Exploring Katherine Ryan's Views on Feminism, Success, Negative Reviews and Audacity.
‘Especially in this country, I believe you needed me. You didn’t realise it but you needed me, to alleviate some of your own shame.” The performer, the 42-year-old Canadian comic who has been based in the UK for almost 20 years, has brought her recently born fourth child. Ryan whips off her breast pumps so they avoid making an irritating sound. The first thing you observe is the incredible ability of this woman, who can project maternal love while articulating coherent ideas in complete phrases, and without getting distracted.
The second thing you observe is what she’s famous for – a genuine, inherent fearlessness, a dismissal of affectation and contradiction. When she burst onto the UK comedy scene in 2008, her statement was that she was very good-looking and made no attempt not to know it. “Trying to be stylish or pretty was seen as catering to male approval,” she remembers of the that period, “which was the antithesis of what a funny person would do. It was a fashion to be humble. If you appeared in a elegant attire with your underwear and heels, like, ‘I think I’m stunning,’ that would be seen as really unappealing, but I did it because that’s what I liked.”
Then there was her comedy, which she summarises breezily: “Women, especially, craved someone to come along and be like: ‘Hey, that’s OK. You can be a feminist and have a boob job and have been a bit of a slag for a while. You can be imperfect as a parent, as a spouse and as a selector of men. You can be someone who is wary of men, but is bold enough to mock them; you don’t have to be pleasant to them the whole time.’”
‘If you performed in your lingerie and heels, that would be seen as really alienating’
The drumbeat to that is an emphasis on what’s authentic: if you have your child with you, you most likely have your breast pumps; if you have the profile of a youngster, you’ve most likely undergone procedures; if you want to lose weight, well, there are treatments for that. “I’m not on any yet, but I’ll think about them when I’ve stopped feeding,” she says. It addresses the heart of how female emancipation is understood, which I believe remains largely unchanged in the past 50 years: empowerment means appearing beautiful but never thinking about it; being universally desired, but never chasing the male gaze; having an impermeable sense of self which God forbid you would ever modify; and allied to all that, women, especially, are expected to never think about money but nevertheless thrive under the demands of late capitalist conditions. All of which is maintained by the majority of us bullshitting, most of the time.

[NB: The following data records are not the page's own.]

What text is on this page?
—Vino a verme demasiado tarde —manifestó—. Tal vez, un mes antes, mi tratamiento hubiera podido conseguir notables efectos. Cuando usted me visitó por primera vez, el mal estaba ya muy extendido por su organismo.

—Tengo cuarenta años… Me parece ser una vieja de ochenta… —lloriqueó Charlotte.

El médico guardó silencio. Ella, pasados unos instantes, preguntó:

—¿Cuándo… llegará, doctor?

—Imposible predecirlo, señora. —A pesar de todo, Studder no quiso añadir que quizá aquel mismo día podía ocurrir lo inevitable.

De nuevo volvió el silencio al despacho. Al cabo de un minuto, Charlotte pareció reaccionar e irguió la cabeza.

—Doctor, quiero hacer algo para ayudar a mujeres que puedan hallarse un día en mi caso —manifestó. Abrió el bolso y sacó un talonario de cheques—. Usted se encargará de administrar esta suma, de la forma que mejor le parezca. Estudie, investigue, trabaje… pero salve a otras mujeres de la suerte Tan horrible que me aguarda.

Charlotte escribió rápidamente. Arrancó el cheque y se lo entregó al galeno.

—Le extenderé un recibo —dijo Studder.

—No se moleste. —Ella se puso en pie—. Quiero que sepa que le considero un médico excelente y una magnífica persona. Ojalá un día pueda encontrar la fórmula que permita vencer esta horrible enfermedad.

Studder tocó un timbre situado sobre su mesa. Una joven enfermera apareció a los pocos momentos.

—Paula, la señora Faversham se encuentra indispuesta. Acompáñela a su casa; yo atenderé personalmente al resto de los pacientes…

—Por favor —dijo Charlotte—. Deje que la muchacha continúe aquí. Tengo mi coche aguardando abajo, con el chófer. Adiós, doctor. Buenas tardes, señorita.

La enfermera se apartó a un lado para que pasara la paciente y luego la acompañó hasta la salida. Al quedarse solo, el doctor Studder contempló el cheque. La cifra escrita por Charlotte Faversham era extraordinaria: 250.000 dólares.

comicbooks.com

“For a long time people went: ‘What? She just talks about things?’ But I’m not trying to be provocative all the time. My experiences, behaviors and errors, they reside in this area between satisfaction and regret. It took place, I discuss it, and maybe reprieve comes out of the jokes. I love telling people private thoughts; I want people to confide in me their private thoughts. I want to know missteps people have made. I don’t know why I’m so keen for it, but I sense it like a link.”
Ryan grew up in Sarnia, Ontario, a place that was not notably affluent or cosmopolitan and had a vibrant local performance arts scene. Her dad ran an engineering company, her mother was in IT, and they demanded a lot of her because she was bright, a perfectionist. She dreamed of leaving from the age of about seven. “It was the sort of community where people are very pleased to live close to their parents and remain there for a long time and have each other’s children. When I return now, all these kids look really recognizable to me, because I grew up with both their parents.” But didn’t she marry her own teenage boyfriend? She went back to Sarnia, reconnected with an old flame, who she saw as a teenager, and now – six years later – they have three children together, plus Violet, now 16, who Ryan had raised until then as a lone parent. “Right,” says Ryan. “Sometimes I think there’s a different path where I avoided that, and it’s still just Violet and me, chic, worldly, flexible. But we cannot completely leave behind where we started, it appears.”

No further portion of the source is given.